The population of the city itself is 189,343 (2007), and 271,000 in the Greater Linz conurbation.
History
The city was founded by the Romans, who called it "Lentia", but there was already a Celtic settlement called "Lentos", and was first noted in 799 AD. It was a provincial and local government city of the Holy Roman Empire, and an important trading point connecting several routes, on either side of the river Danube from the East to the West and Bohemia and Poland from north to the Balkans and Italy to the south. Being the city where the Habsburg Emperor Friedrich III spent his last years, it was, for a short period of time, the most important city in the empire. It lost its status to Vienna and Prague after the death of the Emperor in 1493.

Adolf Hitler was born in the border town of Braunau am Inn but moved to Linz in his childhood, spending most of his youth there.
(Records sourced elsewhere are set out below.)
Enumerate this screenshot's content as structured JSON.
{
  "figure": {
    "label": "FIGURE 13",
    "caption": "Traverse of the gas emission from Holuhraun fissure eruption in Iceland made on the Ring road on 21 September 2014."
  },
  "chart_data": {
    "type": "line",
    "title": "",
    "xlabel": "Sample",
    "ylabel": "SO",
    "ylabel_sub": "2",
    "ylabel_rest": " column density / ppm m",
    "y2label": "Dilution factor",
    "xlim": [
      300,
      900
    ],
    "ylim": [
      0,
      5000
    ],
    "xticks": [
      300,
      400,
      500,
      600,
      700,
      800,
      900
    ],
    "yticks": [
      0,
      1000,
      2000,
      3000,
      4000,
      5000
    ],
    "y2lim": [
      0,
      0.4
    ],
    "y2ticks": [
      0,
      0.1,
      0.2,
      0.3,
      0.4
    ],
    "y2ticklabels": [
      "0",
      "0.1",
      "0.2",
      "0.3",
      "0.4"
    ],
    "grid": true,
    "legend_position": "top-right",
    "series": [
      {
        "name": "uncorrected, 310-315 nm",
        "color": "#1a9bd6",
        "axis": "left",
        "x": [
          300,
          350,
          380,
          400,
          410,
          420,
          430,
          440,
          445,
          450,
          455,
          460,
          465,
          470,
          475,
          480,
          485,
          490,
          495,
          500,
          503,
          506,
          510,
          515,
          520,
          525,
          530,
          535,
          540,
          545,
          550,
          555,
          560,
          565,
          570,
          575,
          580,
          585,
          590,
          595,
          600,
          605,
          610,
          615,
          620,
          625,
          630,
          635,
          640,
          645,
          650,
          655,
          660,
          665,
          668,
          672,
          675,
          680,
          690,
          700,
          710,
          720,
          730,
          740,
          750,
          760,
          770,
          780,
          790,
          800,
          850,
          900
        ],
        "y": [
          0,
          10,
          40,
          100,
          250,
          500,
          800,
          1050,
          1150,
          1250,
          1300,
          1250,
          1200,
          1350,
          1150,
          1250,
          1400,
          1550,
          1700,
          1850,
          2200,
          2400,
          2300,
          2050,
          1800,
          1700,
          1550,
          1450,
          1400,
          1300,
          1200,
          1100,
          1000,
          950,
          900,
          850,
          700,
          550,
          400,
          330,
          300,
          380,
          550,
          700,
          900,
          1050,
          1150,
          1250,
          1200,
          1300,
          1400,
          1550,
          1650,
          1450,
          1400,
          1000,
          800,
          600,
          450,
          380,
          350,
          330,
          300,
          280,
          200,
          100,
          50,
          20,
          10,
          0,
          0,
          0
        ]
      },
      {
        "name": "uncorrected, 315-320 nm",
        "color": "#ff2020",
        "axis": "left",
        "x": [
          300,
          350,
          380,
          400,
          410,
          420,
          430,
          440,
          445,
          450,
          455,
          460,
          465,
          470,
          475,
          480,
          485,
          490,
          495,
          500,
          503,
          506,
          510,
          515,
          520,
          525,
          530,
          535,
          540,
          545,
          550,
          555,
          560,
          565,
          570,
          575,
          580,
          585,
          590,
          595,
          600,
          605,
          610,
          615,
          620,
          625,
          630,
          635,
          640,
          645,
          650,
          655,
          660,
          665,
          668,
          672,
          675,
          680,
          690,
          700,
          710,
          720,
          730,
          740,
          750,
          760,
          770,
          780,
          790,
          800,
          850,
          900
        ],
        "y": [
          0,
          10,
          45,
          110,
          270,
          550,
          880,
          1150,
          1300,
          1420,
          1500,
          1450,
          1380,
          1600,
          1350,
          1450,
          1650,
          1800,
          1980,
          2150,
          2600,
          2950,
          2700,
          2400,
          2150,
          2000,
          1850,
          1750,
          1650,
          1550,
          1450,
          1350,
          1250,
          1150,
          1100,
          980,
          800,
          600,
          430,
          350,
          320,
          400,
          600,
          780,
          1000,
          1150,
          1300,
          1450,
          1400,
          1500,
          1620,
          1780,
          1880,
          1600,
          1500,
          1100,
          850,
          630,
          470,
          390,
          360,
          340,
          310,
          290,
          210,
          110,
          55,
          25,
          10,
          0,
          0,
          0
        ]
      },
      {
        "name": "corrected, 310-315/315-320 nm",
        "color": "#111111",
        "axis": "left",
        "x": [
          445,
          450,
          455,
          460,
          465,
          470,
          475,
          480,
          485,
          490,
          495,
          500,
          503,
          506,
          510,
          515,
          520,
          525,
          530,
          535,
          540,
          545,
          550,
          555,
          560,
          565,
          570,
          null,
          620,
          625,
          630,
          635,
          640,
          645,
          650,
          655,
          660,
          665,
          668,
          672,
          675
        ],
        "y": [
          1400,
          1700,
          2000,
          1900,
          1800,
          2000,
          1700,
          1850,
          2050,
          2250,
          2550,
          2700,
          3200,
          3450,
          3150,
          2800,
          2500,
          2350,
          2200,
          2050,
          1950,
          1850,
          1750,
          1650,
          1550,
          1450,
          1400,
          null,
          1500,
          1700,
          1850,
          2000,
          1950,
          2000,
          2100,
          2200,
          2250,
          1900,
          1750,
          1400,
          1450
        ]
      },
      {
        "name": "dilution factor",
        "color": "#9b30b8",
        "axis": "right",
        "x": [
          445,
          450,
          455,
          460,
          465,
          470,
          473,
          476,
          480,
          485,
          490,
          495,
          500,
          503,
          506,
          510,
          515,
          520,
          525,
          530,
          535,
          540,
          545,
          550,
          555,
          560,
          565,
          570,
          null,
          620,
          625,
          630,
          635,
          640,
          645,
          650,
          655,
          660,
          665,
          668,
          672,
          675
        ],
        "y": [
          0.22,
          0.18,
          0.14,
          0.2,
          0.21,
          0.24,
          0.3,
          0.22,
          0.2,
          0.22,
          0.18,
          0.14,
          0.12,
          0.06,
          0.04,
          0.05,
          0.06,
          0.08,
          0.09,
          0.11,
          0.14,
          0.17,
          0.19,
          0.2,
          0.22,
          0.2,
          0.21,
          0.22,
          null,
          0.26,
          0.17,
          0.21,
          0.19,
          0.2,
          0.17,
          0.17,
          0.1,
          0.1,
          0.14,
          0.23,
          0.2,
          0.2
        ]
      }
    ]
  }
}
Hitler's parents are buried in the town of Leonding, near Linz. Hitler was enrolled in the Realschule 1, as was the philosopher Ludwig Wittgenstein. Hitler had extensive architectural plans for Linz, and wanted to it to be the main cultural centre of the Third Reich. The Rathaus on the Hauptplatz (the Town Hall on the Main square) was used by Hitler to proclaim the Grossdeutsches Reich during the Anschluss of 1938. In order to make the city economically vibrant Hitler initiated a major industrialization of Linz shortly before, and during, World War II. Many factories were dismantled in the newly-acquired Czechoslovakia, and then reassembled in Linz. One in particular came to be know as the Hermann-Göring-Werke, and still exists today as the voestalpine steel company. Linz grew to become a major industrial area; manufacturing chemicals and steel for the Nazi war machine. The Mauthausen-Gusen, located near Linz, were the last Nazi concentration camps to be liberated by the Allies. While in operation, they were the source of quarrying for stone for Hitler's prestige projects across the Reich. The main camp in Mauthausen is just 15.6 miles (25km) away from Linz.
After the war, the river Danube that runs through Linz from the eastern side to the northern side which separates the Urfahr district in the north from the rest of Linz served as the border between the Russian and American occupation troops. The Nibelungen bridge that spans the Danube river from the Hauptplatz (main square) was at that time Linz's version of Checkpoint Charlie. The Nibelungen Brücke with the two bridge head buildings is the only architectural plan Hitler ever carried out in Linz.